Aristotelian logic applies to objects 1) clearly separate from each other 2) meeting a criterion completely or not at all. We could even say that it is generated by these criteria, that it emanates from this type of objects, that it is one of their properties, that it describes their behaviour. (This is the reason for which we can confidently use this logic to guess their behaviour). These criteria are generally satisfied in the fields of mathematics, physics, techniques and economy, where Aristotelian logic could reign as a nearby absolute master and produce enormous results there. It starts to miss ambition in medicine and biology. At last in spirituality, politics, morals and society, confusions caused by reduction to the criteria above lead to incredible conflicts and suffering.
Quadripolar logic relates to objects 1) separated or not 2) appearing according to two opposite aspects (Yin-Yang axis) more or less harmonised (dual/non-dual axis), more or less adequate with a goal, even simply more or less bad or good. This type of objects almost misses in physics (note 8) and techniques. Some problems in medicine and biology comply with this diagram. But most of the questions in policy, morals and society, and in the spiritual and esoteric fields (note 9) cannot be studied seriously without the diagram.

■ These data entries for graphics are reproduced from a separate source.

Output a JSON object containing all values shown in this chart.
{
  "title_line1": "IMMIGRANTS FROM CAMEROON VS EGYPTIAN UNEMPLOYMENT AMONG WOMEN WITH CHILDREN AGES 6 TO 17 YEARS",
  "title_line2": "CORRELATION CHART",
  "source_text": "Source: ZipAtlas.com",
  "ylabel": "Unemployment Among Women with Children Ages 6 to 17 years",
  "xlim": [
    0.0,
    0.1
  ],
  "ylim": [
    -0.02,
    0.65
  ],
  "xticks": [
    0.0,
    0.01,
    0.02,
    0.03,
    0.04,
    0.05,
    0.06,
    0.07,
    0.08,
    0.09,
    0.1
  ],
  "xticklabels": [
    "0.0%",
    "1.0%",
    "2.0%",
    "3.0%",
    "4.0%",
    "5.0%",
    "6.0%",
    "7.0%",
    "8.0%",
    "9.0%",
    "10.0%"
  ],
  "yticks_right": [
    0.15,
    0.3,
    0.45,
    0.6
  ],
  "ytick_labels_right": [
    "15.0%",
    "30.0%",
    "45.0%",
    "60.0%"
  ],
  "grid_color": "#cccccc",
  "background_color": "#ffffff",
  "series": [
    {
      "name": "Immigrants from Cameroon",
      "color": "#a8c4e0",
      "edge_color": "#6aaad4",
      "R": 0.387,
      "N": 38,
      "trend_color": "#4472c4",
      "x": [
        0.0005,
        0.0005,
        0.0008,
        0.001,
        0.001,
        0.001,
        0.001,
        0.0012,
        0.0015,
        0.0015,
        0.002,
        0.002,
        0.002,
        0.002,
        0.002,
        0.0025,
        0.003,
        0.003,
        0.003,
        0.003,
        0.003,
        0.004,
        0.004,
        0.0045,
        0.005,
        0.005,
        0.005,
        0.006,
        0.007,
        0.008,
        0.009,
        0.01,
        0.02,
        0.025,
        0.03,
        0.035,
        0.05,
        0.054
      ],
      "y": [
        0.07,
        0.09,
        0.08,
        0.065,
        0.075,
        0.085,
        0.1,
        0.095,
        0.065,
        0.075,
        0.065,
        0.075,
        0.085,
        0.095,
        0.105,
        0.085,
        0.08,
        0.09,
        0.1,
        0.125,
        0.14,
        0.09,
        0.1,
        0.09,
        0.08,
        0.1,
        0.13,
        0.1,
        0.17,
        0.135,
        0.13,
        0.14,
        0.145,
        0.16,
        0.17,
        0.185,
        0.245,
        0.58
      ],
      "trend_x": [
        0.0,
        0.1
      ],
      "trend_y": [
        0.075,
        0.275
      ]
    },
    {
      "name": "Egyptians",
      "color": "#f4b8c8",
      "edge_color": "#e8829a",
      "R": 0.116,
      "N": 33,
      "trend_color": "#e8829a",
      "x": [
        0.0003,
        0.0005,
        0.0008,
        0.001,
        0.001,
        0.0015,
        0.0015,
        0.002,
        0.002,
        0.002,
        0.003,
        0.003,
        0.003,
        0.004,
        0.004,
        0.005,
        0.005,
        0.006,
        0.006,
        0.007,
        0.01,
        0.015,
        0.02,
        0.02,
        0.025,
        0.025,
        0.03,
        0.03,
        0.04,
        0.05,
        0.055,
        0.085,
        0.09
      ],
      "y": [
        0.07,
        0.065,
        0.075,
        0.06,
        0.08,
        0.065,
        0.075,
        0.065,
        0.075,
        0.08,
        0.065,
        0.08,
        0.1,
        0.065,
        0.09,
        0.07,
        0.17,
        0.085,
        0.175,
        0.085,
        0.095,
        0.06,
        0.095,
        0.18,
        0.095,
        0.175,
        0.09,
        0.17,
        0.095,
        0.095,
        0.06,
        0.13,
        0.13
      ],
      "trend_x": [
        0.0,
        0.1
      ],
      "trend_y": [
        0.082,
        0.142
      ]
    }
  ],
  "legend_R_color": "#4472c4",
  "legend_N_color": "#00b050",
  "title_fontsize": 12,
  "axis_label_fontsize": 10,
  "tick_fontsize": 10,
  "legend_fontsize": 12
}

We however should not artificially create oppositions like Aristotelian logic being from the «material field» or «rational field» or «objective» whereas quadripolar logic would be from the «spiritual field» or «intuitive field» or «subjective». We can even less say that they exclude each other or that they have contradictory results: simply one is exact ant the other is false, case per case, for any considered object. We even not have the freedom to choose which one to use, as it is imposed by the object considered. Simply we rather meet the second in the fields of the mind, where Aristotelian logic still possesses large domains. Often, the diagram clarifies and gives a clear logical shape to a problem, with providing with a kind of map of it. Once this done, to manage displacements into this map is more strategy than Zen.
At last, we cannot demonstrate in an absolute way the veracity of a logic or an epistemology; we can only experience its operational effectiveness, in a field or on adapted objects, to solve problems and to use it. Lofti Zadeh’s fuzzy logic gained its recognition in a very down to earth way, by driving subways with more flexibility than an human driver. If only this is requested for a logic to be recognised, then quadripolar logic has gained a much higher legitimacy while bringing new and effective conclusions in the examples of chapter I-4, allowing to avoid many social or psychological sufferings otherwise «impossible to fix».
Generally, facing a new problem, we start with looking at the properties of the objects on which we shall work. If these objects have two exclusive values, true/false, yes/no, open/closed, it is the Aristotelian logic which is valid; if the object has a property which varies continuously or at random, it is a progressive or probabilistic logic; if the object presents two aspects which we can place in a Yin-Yang pair or a quadripolar diagram, then respectively these logics are valid. The set of objects which obey to a given logic is the domain of validity of this logic. To be mistaken at this level is a mistake of logic validity, but it can be also an effect of the psychological bias© as we shall see in the following chapter I-8.
Obviously the mistake of logic validity always leads to gross mistakes, even more than other reasoning mistakes. But these mistakes are more difficult to find.